Des arbres qui perdent leurs feuilles en juillet et bourgeonnent en octobre ! Le cycle naturel des noyers de Dordogne est totalement perturbé par le changement climatique qui favorise l'arrivée des maladies et menace les récoltes à venir
Même si la qualité est plus présente que la quantité, la récolte des noix du Périgord s'annonce plutôt bonne pour 2023. Mais c'est l'arbre qui cache la forêt. Car à bien y regarder, rien ne semble aller comme cela le devrait. Dans certains endroits de Dordogne, les noyers ont perdu leur feuilles en juillet, comme ils doivent le faire en octobre, et bourgeonnent et fructifient en octobre, comme ils pourraient le faire au printemps.
Champignon... du Périgord
Le changement climatique décale le rythme naturel des arbres. La perte des feuilles est due à l'anthracnose. Aussi appelé rouille noire ou charbon, l'anthracnose est un type de champignon qui s'attaque aux arbres, arbustes et plantes potagères. Il est comparable au mildiou dans ses causes et ses effets. Sa présence est constante et reste bénigne, si elle est limitée.
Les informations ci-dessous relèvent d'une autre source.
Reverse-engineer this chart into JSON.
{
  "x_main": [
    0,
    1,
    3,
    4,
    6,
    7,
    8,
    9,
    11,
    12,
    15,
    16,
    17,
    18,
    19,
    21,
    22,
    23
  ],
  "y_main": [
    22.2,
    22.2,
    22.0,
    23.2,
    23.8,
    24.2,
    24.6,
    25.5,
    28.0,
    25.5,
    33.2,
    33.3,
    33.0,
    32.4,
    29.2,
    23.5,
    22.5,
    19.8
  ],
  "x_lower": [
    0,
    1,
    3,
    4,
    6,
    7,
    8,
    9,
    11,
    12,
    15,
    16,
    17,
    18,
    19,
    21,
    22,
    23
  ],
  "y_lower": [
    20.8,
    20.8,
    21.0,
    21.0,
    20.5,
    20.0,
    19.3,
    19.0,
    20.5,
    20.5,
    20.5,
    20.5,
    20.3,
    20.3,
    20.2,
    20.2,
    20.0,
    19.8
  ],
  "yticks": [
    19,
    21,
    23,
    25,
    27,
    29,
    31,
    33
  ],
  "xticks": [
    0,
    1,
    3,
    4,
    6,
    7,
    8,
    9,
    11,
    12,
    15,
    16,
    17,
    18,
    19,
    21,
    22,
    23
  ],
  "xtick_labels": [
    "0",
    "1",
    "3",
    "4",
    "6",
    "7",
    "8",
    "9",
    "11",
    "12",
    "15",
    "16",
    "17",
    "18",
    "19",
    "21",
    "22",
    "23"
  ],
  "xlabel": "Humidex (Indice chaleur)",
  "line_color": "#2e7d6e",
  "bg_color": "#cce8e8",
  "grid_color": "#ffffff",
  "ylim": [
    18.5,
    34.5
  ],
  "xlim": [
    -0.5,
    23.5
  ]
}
Mais favorisé par la chaleur et l'humidité qu'il a trouvées en abondances dans certaines noyeraies du Périgord cette année, il a explosé dès le mois de juin.
Feuilles mortes
Les plantations des vallées dans lesquelles la chaleur et l'humidité ont été abondantes et durables ont permis à ces divers champignons de se développer à outrance. Si les fruits se contentent d'être marqués sur l'enveloppe sans que la noix elle-même soit touchée, les feuilles sont beaucoup plus fragiles. Piquées, elles arborent des taches brunes et sont affaiblies. La maladie peut aller jusqu'à dénuder en quasi-totalité certains arbres. Sans mettre directement en péril la plante, l'anthracnose l'affaiblit et la rend plus sensible aux maladies.
Bis repetita
L'hiver venu, les champignons trouvent refuge dans les feuilles tombées au sol, d'où ils sortiront à nouveau au printemps, disséminés par le vent et la pluie, pour s'en prendre aux feuilles nouvelles. Il suffit que celles-ci soient humides pendant une demi-journée à une journée, et qu'elles soient exposées à une température de plus de vingt degrés. L'arbre est affaibli sur l'année et promis à une attaque l'année suivante, si les mêmes conditions se reproduisent.
Effet retard
Ce qui est beaucoup plus grave, c'est pour la récolte suivante !
Didier Méry, technicien chambre d'agriculture de la Dordogne
Cette disparition précoce des feuilles, si elle n'altère pas la qualité de la récolte en cours, met en péril celle de l'année d'après. "Ce qui est beaucoup plus grave, c'est pour la récolte suivante, 2024", confirme Didier Méry, "puisque toutes ces feuilles qui viennent notamment sur la pousse de l'année pour alimenter les futurs bourgeons de 2024 ne sont pas là".
L'anthracnose se ramasse à la pelle
Lutter contre l'anthracnose se révèle assez délicat, car la maladie est aussi imprévisible que les conditions climatiques. S'il n'a pas recours aux produits phytosanitaires, le producteur devra procéder à l'enfouissement, au broyage et à l'élimination soigneuse des feuilles. Il peut aussi renouveler ses plantations par des variétés plus résistantes dans les secteurs humides ou mal exposés au soleil. Ou bien encore, migrer vers des cieux plus favorables. "Il n'est pas improbable qu'à terme, petit à petit, on soit amenés à ce que les noyers soient cultivés dans des zones de plus haute altitude" prédit Didier Méry, qui relève que dans le nord est du département, à 300 / 350 mètres d'altitude, les arbres ont conservé leur feuillage intact.
Automne indien, bourgeon revient
Autre facteur d'inquiétude, la douceur automnale qui sollicite anormalement la végétation. Dénudés et encouragés par la douceur trompeuse, les noyers tentent une nouvelle poussée de feuilles, ils donnent des fleurs et même des fruits ! Un phénomène qui apparaît normalement au mois de mai. "C'est autant de bourgeons qui ne donneront pas en 2024 !", se désole Didier Méry.